Here's what the POSIX spec says about `return`:
The return utility shall cause the shell to stop executing the
current function or dot script. If the shell is not currently
executing a function or dot script, the results are unspecified.
...
EXIT STATUS
The value of the special parameter '?' shall be set to n, an unsigned
decimal integer, or to the exit status of the last command executed if
n is not specified. If n is not an unsigned decimal integer, or is
greater than 255, the results are unspecified. When return is executed
in a trap action, the last command is considered to be the command
that executed immediately preceding the trap action.
And here's what it says about `!` on pipelines:
If the pipeline does not begin with the ! reserved word, the exit
status shall be the exit status of the last command specified in the
pipeline.

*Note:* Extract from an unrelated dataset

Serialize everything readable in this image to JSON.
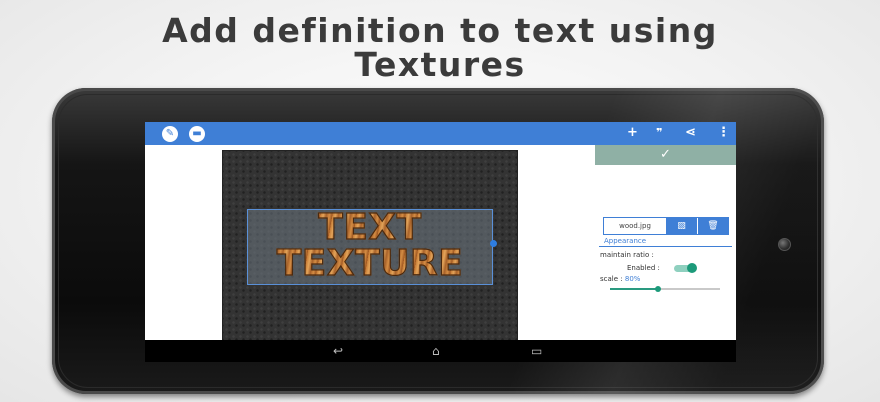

Otherwise, the exit status shall be the logical NOT of the
exit status of the last command. That is, if the last command returns
zero, the exit status shall be 1; if the last command returns greater
than zero, the exit status shall be zero.
So my reading is the opposite: `return` doesn't have an exit status,
because it causes the currently executing function (or sourced script)
to terminate; it does, however, set $?. So `!` shouldn't affect it.
But even without a close reading of the spec, it's just not how early
return works in any language. Having the evaluation context beyond
`return` affect the returned value subverts the early and immediate
return---and, in so doing, invites bugs.
So far, dash, yash, and zsh are the only shells I've found with this
behavior, and the dash folks seem to agree that it's an undesirable
bug. And also...
On 2022-12-06 at 08:53:25 PM, Bart Schaefer wrote:
> On Tue, Dec 6, 2022 at 10:19 AM Michael Greenberg
> <michael@greenberg.science> wrote:
>>
>> Following up an example from Harald van Dijk on the dash mailing list, I
>> discovered that zsh does not `return` properly under a `!`.
>
> This appears to have been fixed by Philippe Altherr's series of
> patches for ERR_EXIT et al, zsh-workers 51001, 51071, 51076.
Ah---thank you! I wish there were a straightforward fulltext search of
the archives (though I don't know I would have found this anyway, as it
doesn't explicitly mention `return`). I'll try to test these patches to
confirm.
> That's consistent with ! break causing the while/until loop it's
> in returning with failure which I've seen code rely upon (AFAIK,
> that's the only way to get those loops to return with failure;
> doesn't work in pdksh and derivatives though).
That seems hardly relevant here: a return explicitly sets $?, unlike
break/continue (which both have exit statuses, unlike return).